I flipped the page, biting my lip slightly. This was the beginning of the war that killed people like me. It still baffled me.

Rhea? Gaia? Just everything about that seemed so foreign, it was a bit hard to accept in the beginning, but every part of me knew that the Fates weren't lying.

'1-3-0003 A.W'

There's a large skip in time... That's... four months of him disappearing completely from records in his journals. Something tells me that this doesn't happen very often.

'I finished the last of the graves.'

My heart drops.

'There were so many. Too many. Three months of nonstop digging, even with my abilities, still wasn't enough to contain all of the bodies.

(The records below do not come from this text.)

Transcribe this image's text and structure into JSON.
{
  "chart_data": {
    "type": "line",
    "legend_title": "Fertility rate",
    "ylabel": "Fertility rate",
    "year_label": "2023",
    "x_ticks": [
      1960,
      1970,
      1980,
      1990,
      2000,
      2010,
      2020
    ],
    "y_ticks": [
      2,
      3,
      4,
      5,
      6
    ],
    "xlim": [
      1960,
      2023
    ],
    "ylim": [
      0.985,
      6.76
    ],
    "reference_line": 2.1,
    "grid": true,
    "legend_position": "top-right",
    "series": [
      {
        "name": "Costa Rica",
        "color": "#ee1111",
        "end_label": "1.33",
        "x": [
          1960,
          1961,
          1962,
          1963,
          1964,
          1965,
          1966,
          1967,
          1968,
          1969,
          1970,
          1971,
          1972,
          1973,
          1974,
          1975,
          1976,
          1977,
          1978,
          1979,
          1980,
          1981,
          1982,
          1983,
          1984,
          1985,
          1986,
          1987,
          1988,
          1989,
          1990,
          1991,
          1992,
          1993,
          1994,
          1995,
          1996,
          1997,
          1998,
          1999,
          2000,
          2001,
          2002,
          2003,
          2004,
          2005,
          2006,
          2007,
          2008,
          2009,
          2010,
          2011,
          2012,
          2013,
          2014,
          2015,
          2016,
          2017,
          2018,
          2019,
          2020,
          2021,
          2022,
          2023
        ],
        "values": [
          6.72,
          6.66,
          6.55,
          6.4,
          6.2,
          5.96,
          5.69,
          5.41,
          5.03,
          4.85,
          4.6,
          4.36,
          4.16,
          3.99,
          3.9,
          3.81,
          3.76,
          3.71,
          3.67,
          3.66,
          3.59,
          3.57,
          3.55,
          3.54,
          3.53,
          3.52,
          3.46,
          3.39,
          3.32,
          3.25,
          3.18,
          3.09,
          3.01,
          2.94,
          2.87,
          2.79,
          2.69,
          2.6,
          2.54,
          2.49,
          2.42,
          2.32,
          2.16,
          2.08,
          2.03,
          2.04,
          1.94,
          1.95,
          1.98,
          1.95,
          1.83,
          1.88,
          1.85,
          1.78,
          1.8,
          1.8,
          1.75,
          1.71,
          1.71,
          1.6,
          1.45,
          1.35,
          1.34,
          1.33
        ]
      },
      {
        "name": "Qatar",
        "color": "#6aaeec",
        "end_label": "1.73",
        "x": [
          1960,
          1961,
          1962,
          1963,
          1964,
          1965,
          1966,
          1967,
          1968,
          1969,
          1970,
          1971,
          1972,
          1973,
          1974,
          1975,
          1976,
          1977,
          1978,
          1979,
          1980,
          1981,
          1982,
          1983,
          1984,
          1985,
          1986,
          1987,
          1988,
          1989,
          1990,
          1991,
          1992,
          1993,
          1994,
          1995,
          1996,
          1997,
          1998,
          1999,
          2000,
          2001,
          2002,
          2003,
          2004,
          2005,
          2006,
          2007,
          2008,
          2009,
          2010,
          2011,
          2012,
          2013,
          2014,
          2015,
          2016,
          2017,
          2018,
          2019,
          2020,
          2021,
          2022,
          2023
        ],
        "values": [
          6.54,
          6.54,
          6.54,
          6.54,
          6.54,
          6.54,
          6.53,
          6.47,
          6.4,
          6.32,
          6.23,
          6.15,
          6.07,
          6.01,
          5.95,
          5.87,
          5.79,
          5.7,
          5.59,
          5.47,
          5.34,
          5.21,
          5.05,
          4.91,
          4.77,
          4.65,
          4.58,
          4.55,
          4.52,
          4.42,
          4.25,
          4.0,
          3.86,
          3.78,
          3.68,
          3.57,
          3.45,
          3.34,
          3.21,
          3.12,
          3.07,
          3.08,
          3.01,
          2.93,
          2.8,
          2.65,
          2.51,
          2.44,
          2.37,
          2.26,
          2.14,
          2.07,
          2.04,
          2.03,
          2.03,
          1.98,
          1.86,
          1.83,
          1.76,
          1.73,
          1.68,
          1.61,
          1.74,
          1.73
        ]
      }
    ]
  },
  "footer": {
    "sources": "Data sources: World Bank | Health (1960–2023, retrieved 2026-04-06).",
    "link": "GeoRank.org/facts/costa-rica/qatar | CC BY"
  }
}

The smell was horrendous, and Poseidon offered to wash them off into the sea, but I declined. War was about victory as much as it is about death.

And dying in battle is the most respectable way to go. There was no way I was going to leave warriors to rot and get picked apart by scavengers.'

He... He dug graves... for all of them?

'May they rest well.

-A'

My throat closes uncomfortably as I stare at the 'A'. A for Ares, the God of War.

The God of War who took the time to dig graves for every single one of the dead.

A singular tear runs down my cheek, my vision suddenly blurry. I shut the book, not wanting to damage it.

That hurt to read. His words were short and his sentences passive, but there was such... such pain.